Le véritable parti-pris de ce scénario est d’avoir tenté de prendre à contre-pied le manichéisme puéril que l’on reproche souvent à de tels polars carburant uniquement à la testostérone. Et pourtant, là aussi le manque de subtilité dans la caractérisation des personnages transforme cette soi-disant bonne idée en développement d’une accablante lourdeur. C’est ainsi que toute la première moitié du film (soit plus d’une heure) se résume à voir les flics et les braqueurs alterner les scènes dans lesquelles ils passent pour de plus en plus irrespectables. Voir ainsi ces gros durs rouler des mécaniques apparaît comme une apologie du virilisme, au sens le plus réducteur que puisse avoir ce terme, et leur interminable concours de « qui-c’est-qui-a-la-plus-grosse » à distance est finalement bien plus immature que le manichéisme qu’il est censé remplacer.

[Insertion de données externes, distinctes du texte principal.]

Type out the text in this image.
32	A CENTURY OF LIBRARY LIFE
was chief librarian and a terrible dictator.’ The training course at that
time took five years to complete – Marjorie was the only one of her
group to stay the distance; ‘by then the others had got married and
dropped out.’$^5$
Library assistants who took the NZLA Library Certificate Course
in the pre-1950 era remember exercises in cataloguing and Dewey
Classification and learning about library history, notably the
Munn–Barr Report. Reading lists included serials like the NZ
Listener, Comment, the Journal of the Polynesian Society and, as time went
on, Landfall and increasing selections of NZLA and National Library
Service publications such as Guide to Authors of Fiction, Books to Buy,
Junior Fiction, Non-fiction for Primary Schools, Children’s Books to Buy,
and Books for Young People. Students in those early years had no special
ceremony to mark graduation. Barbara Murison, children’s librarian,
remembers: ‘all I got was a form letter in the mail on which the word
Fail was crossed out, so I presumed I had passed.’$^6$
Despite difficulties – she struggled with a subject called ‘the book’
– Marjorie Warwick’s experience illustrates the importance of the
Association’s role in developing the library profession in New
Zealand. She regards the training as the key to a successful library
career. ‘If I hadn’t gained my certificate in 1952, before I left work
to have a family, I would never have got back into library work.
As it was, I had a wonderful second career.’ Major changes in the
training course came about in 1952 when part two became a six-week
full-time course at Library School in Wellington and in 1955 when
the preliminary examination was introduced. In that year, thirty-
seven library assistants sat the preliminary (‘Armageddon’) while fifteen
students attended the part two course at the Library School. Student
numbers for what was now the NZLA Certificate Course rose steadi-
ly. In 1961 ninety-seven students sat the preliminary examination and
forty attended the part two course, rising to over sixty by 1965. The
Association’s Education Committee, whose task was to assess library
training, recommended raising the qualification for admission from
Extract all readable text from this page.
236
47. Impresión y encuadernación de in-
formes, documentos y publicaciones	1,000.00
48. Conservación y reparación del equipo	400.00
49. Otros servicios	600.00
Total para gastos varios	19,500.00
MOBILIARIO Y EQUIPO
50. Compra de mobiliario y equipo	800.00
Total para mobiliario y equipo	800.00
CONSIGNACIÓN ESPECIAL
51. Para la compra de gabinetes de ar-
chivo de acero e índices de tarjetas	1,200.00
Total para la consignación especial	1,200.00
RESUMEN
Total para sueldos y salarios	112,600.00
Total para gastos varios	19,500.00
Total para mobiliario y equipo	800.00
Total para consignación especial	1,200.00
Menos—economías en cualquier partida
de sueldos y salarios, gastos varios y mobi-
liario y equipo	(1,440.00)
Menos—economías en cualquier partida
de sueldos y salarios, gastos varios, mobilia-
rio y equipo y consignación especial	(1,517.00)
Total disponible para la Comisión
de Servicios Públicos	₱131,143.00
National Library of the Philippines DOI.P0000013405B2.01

- © 2017 Concorde Filmverleih GmbH
Cette volonté de noyer dans l’œuf la moindre nuance entre gentils policiers et méchants hors-la-loi réussit ainsi à faire de chacun d’eux d’odieux misogynes antipathiques, tous amateurs de whisky et de femmes à la petite vertu. Il faudra attendre la fin de cette longue introduction outrancière pour retomber sur une structure plus convenue puisque la seconde moitié du film est consacrée à l’affrontement entre les deux parties en présence à l’occasion d’un braquage. Quand bien même celui-ci souffre d’un modus operandi aussi grossier que ceux qui l’accomplissent, le réalisateur parvient à y insuffler une tension qu’il s’efforce tant bien que mal de maintenir jusqu’au bout.
Malgré ses nombreux raccourcis scénaristiques et autres incohérences, cette seconde moitié, qui se construit au rythme des échanges de coups de feu, profite donc d’une certaine efficacité qui en viendrait presque à faire oublier aux amateurs d’action testostéronée l’image rétrograde que la caractérisation des personnages et le surjeu des acteurs peuvent donner d’un tel cinéma traditionnellement masculin. Il faut également attendre –et cette fois jusqu’à la scène finale– pour que le scénario parvienne enfin à nous prouver qu’il ne se limite pas à cette violence régressive dans laquelle il s’est complu jusque-là. Dommage qu’il faille être aussi patient pour y voir autre chose que cette image arriérée du mâle alpha, telle qu’on n’espérait plus la voir en 2018.